Weeping Beech

Caring for a Weeping Beech

Of the “weeping” trees, landscapers and experts consider the weeping beech the most evocative of a sublime mix of melancholy and joy.  The beech’s pendant limbs dangle to ground curtaining the beech’s trunk, but forming as the Linden does in many Oxford-shire gardens, a recreational interior, often complete with benches for sitting.



In a well-maintained garden, only the Linden Tree rivals the weeping beach in terms of effect.  (Of course, the Linden has had the help of poets like Coleridge and Arnold to sing its praises for a century.)  The trained gardeners of Europe know just how to trim the beech’s mane to allow the sun’s dappled rays to nudge through just to fill the beech’s hollow interior with its warm glow.

A poorly trimmed beech however, is like a mutilated poodle, a pathetically sad sight.  Therefore, before you get to work on your weeping beech, you will want to learn how properly to trim this beautiful tree so that its full effects may shine through.

Hollowing out the Interior of the Weeping Beech

The first step to trimming your weeping beech is to dig out the interior enclosure of the tree in order to create the chamber within.  When trimming a beech to create this kind of Linden Tree effect, you always want to start at the interior of the tree and to work your way outward.  In addition, work top to bottom, which will make it both more effective in terms of time (less unnecessary cutting at the bottom) and in terms of final effect.

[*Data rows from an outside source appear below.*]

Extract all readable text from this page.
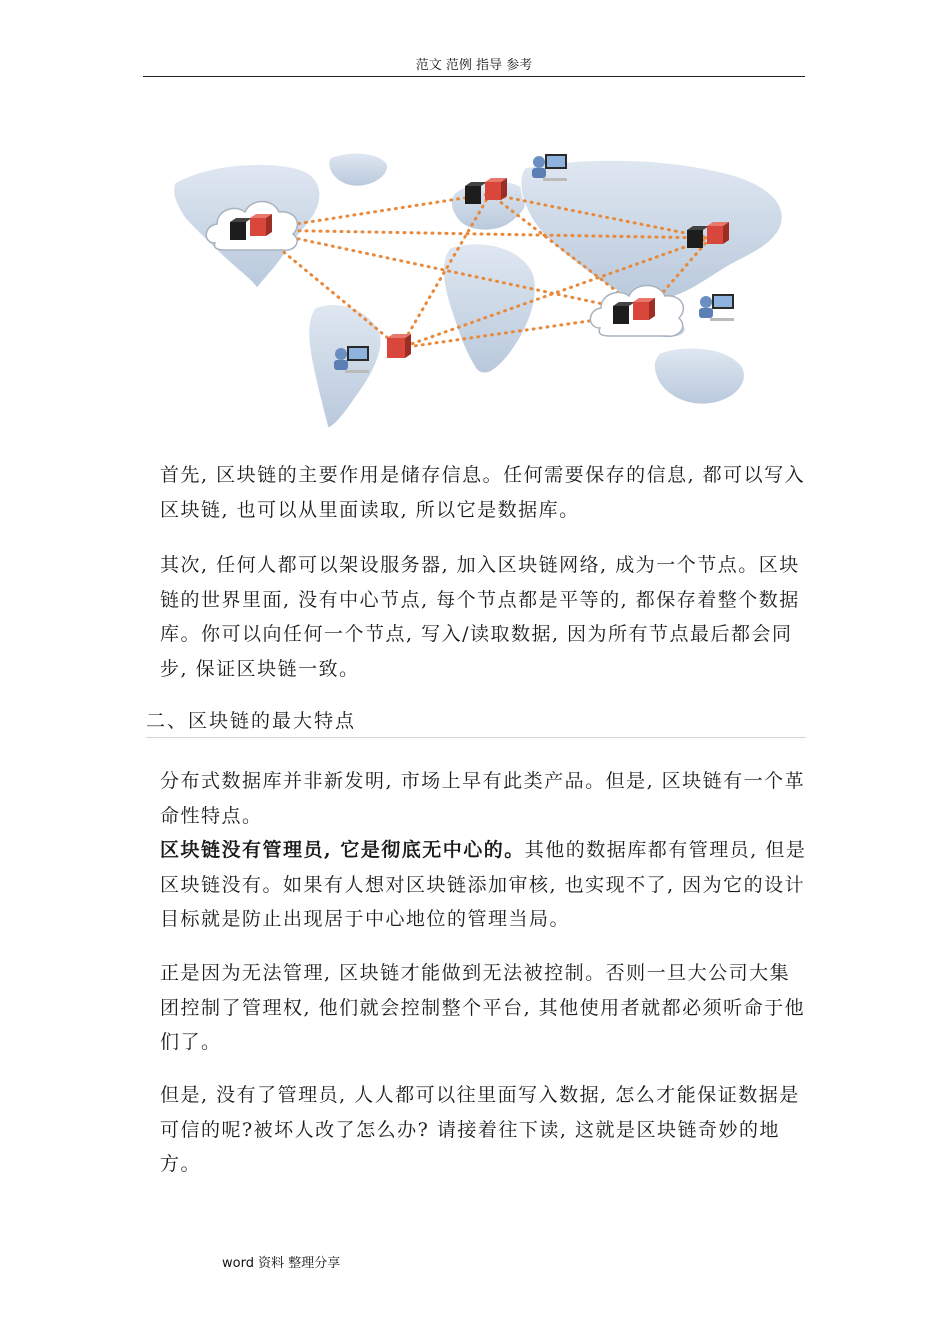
范文 范例 指导 参考
首先, 区块链的主要作用是储存信息。任何需要保存的信息, 都可以写入区块链, 也可以从里面读取, 所以它是数据库。
其次, 任何人都可以架设服务器, 加入区块链网络, 成为一个节点。区块链的世界里面, 没有中心节点, 每个节点都是平等的, 都保存着整个数据库。你可以向任何一个节点, 写入/读取数据, 因为所有节点最后都会同步, 保证区块链一致。
二、区块链的最大特点
分布式数据库并非新发明, 市场上早有此类产品。但是, 区块链有一个革命性特点。
区块链没有管理员, 它是彻底无中心的。其他的数据库都有管理员, 但是区块链没有。如果有人想对区块链添加审核, 也实现不了, 因为它的设计目标就是防止出现居于中心地位的管理当局。
正是因为无法管理, 区块链才能做到无法被控制。否则一旦大公司大集团控制了管理权, 他们就会控制整个平台, 其他使用者就都必须听命于他们了。
但是, 没有了管理员, 人人都可以往里面写入数据, 怎么才能保证数据是可信的呢?被坏人改了怎么办? 请接着往下读, 这就是区块链奇妙的地方。
word 资料 整理分享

Begin by removing the branches that tangle this space and that make it difficult to walk and stand normally.  You always want to make sure that your weeping beech has reached a height that will allow this sort of trimming.  An immature beech will not give you enough space to work with and attempting to trim it is likely to cause injury.  The beech, experienced gardeners will tell you, is generally a fragile tree.

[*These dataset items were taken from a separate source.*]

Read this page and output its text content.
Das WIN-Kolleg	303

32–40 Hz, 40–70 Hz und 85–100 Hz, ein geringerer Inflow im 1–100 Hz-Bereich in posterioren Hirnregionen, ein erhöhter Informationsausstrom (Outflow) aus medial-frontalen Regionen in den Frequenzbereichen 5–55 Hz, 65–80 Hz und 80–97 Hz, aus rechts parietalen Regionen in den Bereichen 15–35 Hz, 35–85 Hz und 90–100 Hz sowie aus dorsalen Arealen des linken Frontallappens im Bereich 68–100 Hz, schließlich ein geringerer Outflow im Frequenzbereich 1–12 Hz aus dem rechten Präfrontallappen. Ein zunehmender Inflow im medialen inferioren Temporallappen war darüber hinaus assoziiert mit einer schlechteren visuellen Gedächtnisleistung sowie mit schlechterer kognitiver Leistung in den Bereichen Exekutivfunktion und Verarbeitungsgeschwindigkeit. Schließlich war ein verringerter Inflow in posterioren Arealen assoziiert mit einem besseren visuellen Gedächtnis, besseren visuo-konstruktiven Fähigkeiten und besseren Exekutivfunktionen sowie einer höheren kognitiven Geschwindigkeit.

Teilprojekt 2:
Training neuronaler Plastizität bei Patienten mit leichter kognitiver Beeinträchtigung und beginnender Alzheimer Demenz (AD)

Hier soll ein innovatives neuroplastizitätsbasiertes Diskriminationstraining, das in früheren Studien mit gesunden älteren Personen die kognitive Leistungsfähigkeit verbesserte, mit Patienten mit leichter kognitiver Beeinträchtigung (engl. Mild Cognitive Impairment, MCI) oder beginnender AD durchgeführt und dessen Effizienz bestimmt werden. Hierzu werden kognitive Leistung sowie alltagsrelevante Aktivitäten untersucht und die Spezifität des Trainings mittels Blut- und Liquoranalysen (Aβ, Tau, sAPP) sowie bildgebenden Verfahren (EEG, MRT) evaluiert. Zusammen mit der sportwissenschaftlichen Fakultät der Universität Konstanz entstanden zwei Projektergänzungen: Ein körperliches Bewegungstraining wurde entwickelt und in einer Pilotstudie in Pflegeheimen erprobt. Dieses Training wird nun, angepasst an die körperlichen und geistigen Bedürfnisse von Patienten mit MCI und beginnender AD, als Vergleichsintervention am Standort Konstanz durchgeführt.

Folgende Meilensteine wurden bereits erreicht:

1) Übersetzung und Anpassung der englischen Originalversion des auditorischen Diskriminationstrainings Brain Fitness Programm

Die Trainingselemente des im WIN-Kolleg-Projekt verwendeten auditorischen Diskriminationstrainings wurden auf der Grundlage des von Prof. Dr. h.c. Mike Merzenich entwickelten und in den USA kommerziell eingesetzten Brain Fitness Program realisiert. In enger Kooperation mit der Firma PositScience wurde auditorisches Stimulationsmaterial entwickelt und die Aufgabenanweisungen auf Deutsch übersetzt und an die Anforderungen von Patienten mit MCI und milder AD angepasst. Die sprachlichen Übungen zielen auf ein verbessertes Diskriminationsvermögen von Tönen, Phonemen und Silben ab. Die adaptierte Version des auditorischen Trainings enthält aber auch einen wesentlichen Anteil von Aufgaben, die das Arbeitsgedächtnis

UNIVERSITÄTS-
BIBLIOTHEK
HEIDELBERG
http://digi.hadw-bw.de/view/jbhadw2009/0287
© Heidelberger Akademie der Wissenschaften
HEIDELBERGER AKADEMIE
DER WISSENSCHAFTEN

Having trimmed out the interior, you should now be able to gain a sense of the beech’s architecture.  Look for transecting branches that cut across the tree, being especially watchful for those limbs that touch other branches.  These branches create a health threat for other branches and the whole tree because as they grow they may begin rub against the other branches rubbing away the bark and exposing the whole tree to diseases and damage.  Cut off these branches.

Trimming from the Exterior

Once you are done with the interior, you should go outside of the tree to take a good look at it from a bit of a distance.  If the tree appears overly full to you, you might consider cutting off some branches from the top.  Look for sickly and dead looking branches first when performing this procedure.  These weaker branches tend to sap the beech’s energy away from the healthy branches.  By cutting them, you help to concentrate the beech’s energies.  Try to cut evenly from both sides and to keep the tree as balanced as possible.  (Don’t cut all branches from one side, or you may find you have irrevocably ruined the symmetry of your beech.)


Having done these steps you can now get a good sense of where you still need to cut at the bottom.  The idea when cutting from the bottom is to keep the drooping branches from sweeping up dirt and disease where the branches touch the ground.

To avoid root rot further, another tip is to wood-chip mulch the area at the edge of the branches where run-off from rain showers will pool.  Doing so will limit the amount of root rot that your tree may be exposed to and thus extend the life of your beech.